The Nomic, as weird as it looked, climbed like nothing I had ever experienced. It was an instant jump in my previous climbing ability, while still weak and fat. The ice grades that I had done with some real effort in the '80s I was repeating now with less strength, with ease. Truly amazing to me that gear (the new screws and clothing were obviously a big help too) had made such a difference.

I was so impressed with the Nomics that I started taking them anywhere there might be ice to climb. And interesting enough my bet payed off. I was now climbing mixed stuff harder than anything I had done previous and again with less effort.





The high clearance shaft allows a high dagger position that is best used to cover moderate alpine terrain quickly.

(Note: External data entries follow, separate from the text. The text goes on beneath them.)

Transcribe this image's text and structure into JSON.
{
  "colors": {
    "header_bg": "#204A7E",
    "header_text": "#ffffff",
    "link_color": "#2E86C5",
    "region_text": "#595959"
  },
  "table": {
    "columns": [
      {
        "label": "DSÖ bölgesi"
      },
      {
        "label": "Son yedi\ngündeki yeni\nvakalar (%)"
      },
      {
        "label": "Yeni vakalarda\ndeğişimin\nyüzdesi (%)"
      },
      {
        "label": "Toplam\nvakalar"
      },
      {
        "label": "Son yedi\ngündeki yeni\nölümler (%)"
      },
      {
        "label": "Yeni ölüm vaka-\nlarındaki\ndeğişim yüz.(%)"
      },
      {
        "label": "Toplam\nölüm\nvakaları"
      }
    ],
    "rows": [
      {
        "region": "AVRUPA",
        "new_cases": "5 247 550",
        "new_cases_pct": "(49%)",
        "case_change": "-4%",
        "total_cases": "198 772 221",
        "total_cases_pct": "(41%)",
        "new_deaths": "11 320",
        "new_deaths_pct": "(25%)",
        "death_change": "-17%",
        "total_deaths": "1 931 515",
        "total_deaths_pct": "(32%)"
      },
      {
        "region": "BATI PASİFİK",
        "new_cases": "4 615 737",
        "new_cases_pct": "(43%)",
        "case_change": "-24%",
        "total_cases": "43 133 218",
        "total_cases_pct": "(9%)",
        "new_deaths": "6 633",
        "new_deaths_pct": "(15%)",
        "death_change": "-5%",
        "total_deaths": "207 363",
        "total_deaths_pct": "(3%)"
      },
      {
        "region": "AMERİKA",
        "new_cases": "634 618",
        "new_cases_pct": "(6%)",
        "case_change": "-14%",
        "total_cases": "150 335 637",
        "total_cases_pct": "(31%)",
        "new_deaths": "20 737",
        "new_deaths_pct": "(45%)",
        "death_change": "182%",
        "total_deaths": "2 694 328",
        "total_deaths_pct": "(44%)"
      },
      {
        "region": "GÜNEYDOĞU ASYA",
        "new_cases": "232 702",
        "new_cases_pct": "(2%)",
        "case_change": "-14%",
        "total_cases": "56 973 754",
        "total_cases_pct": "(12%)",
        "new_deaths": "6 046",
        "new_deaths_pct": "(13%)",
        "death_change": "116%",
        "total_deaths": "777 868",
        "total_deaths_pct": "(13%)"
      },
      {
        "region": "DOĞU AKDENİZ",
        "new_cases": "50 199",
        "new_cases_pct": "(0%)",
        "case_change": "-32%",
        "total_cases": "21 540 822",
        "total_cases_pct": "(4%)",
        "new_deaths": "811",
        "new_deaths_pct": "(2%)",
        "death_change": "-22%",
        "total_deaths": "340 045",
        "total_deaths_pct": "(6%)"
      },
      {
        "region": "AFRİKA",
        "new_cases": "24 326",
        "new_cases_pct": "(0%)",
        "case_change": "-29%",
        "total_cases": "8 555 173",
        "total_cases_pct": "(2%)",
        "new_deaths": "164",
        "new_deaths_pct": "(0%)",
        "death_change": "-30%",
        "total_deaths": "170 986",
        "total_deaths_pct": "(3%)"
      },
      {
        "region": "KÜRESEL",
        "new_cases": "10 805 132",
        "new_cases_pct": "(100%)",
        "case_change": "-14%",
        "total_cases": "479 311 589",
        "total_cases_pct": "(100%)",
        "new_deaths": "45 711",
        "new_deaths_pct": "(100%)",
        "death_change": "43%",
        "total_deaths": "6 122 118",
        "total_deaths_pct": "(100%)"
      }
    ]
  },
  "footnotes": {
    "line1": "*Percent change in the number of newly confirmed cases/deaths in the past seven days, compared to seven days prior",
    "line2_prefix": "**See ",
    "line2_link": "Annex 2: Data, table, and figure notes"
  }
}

In tight mixed (or vertical ice) being able to match on the shaft of a single tool allows fewer placements. The double grips on the Nomic really began to shine for me. And they hooked so easily. I cut my swings on a pitch in 1/2 no matter what the terrain




And I seldom missed a shaft spike in the alpine.

Last season, the newest 2nd generation Black Diamond Fusion showed up. BD delivered a very similar tool in performance as the Nomic. It came with a hammer and spike already attached. Smart guys at BD. The Fusion pretty much eliminated the weakness of the Nomic design. Each has subtle advantages over the other I think.

Petzl followed up this year with a hammer, adze and new pommel for the Nomic. And 2 complete new tool designs based on the Nomic followed. Again the newest tool, the 2nd gen. Ergo, is a very radical shape. The Ergo's shape has yet to be proven but I think it might be much better than first impression, just as the Fusion, Nomic, Quark and Cobra were before it.
New tools and crampon designs aren't done by a long shot....more to come in near future!